III. El harem – XI. Los “’ifrít[1]”… En más de una ocasión había pensado estudiar, a través de una mujer oriental, el probable carácter de muchas otras, pero temía darle demasiada importancia a las minucias. Y sin embargo, cuál no sería mi sorpresa, cuando al entrar una mañana a la habitación de la esclava, me encontré con una guirnalda de cebollas dispuesta con simetría encima del lugar en el que dormía. Como creí que esto era un simple capricho infantil, descolgué estos ornamentos poco apropiados para engalanar la habitación, y los arrojé con negligencia al patio; pero de pronto, la esclava se levantó furiosa y desolada, se fue a recoger las cebollas llorando y las volvió a colocar en su lugar con grandes signos de adoración. Tuve que esperar a que viniera Mansur para que nos explicara. Mientras tanto yo recibí una sarta de imprecaciones de las que la más clara era ¡”faraón”!. No sabía muy bien si debía enfadarme o quejarme.
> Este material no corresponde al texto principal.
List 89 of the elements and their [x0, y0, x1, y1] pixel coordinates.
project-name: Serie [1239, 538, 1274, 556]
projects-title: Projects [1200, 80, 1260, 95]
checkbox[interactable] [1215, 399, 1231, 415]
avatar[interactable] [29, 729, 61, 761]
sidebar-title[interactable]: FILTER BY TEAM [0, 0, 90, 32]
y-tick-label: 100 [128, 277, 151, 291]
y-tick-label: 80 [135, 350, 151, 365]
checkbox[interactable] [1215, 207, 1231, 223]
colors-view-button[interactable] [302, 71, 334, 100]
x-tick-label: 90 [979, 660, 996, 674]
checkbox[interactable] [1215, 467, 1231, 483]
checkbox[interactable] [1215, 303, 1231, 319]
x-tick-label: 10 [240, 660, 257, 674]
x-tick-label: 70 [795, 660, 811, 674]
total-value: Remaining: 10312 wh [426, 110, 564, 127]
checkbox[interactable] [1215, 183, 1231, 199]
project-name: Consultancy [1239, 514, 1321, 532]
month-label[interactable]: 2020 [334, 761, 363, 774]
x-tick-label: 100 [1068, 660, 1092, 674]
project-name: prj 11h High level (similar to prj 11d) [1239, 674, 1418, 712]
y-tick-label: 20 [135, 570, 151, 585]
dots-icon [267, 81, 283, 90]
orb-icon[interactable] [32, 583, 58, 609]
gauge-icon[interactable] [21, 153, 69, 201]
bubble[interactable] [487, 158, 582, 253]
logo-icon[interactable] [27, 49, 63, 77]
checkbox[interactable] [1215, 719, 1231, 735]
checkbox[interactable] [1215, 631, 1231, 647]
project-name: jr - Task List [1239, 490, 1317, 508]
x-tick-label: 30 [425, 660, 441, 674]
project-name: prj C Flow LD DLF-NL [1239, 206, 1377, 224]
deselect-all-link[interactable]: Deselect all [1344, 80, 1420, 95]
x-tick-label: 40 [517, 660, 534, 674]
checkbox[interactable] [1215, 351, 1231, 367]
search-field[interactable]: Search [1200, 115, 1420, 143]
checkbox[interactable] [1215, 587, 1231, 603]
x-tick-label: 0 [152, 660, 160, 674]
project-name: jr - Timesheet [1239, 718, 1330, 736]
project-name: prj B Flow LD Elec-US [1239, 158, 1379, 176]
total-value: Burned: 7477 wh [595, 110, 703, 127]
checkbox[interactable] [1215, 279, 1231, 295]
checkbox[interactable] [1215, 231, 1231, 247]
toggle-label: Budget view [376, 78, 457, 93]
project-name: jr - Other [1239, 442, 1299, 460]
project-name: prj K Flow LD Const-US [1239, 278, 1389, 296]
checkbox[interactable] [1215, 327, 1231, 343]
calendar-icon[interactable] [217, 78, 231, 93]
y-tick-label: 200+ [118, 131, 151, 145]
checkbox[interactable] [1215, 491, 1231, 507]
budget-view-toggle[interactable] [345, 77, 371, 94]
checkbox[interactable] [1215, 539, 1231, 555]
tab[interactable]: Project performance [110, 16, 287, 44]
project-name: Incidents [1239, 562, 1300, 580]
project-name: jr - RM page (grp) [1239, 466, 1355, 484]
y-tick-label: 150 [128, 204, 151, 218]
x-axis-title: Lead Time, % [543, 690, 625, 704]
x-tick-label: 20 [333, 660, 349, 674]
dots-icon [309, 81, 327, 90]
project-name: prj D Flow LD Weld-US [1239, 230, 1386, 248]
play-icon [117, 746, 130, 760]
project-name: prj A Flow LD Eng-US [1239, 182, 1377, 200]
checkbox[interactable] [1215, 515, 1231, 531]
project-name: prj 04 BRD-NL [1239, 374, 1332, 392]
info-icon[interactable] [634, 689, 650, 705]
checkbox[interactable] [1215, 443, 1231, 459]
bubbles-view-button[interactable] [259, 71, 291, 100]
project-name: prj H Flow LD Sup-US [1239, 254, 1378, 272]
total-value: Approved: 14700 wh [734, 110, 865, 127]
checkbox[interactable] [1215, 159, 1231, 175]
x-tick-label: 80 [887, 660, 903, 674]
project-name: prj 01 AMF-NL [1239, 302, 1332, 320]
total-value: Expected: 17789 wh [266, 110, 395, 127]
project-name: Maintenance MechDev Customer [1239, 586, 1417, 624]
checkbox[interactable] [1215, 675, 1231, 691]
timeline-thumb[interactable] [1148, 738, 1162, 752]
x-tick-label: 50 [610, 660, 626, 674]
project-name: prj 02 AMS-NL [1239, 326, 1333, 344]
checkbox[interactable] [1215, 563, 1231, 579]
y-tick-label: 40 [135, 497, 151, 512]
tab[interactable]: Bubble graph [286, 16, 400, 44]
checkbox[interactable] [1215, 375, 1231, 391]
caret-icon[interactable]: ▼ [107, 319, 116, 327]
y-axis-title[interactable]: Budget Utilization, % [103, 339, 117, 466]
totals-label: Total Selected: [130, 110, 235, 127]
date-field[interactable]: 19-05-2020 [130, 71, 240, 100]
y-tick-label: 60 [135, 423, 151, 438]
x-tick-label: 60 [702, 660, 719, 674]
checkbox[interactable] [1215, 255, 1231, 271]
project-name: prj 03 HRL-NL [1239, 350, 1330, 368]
Por fin llegó Mansur, y me hizo saber que había roto un sortilegio, que yo sería la causa de las desgracias más terribles que caerían sobre ella y sobre mí. Después de todo, le dije a Mansur, estamos en un país donde las cebollas han sido dioses, si yo les he ofendido, nada mejor que reconocerlo. Además, ¡debe haber algún medio de apaciguar el resentimiento de una cebolla de Egipto!. Pero la esclava no quería escuchar nada, y repetía volviéndose hacia mí “¡faraón!”. Mansur me ilustró diciéndome que ese insulto era lo mismo que decir “impío y tirano”. Me afectó este reproche, pero sobre todo saber que el nombre de los antiguos reyes de este país se había convertido en algo injurioso. De todos modos no había por qué enfadarse, me explicaron que esta ceremonia de las cebollas era común en las casas de El Cairo un determinado día del año, y que servía para conjurar las enfermedades epidémicas.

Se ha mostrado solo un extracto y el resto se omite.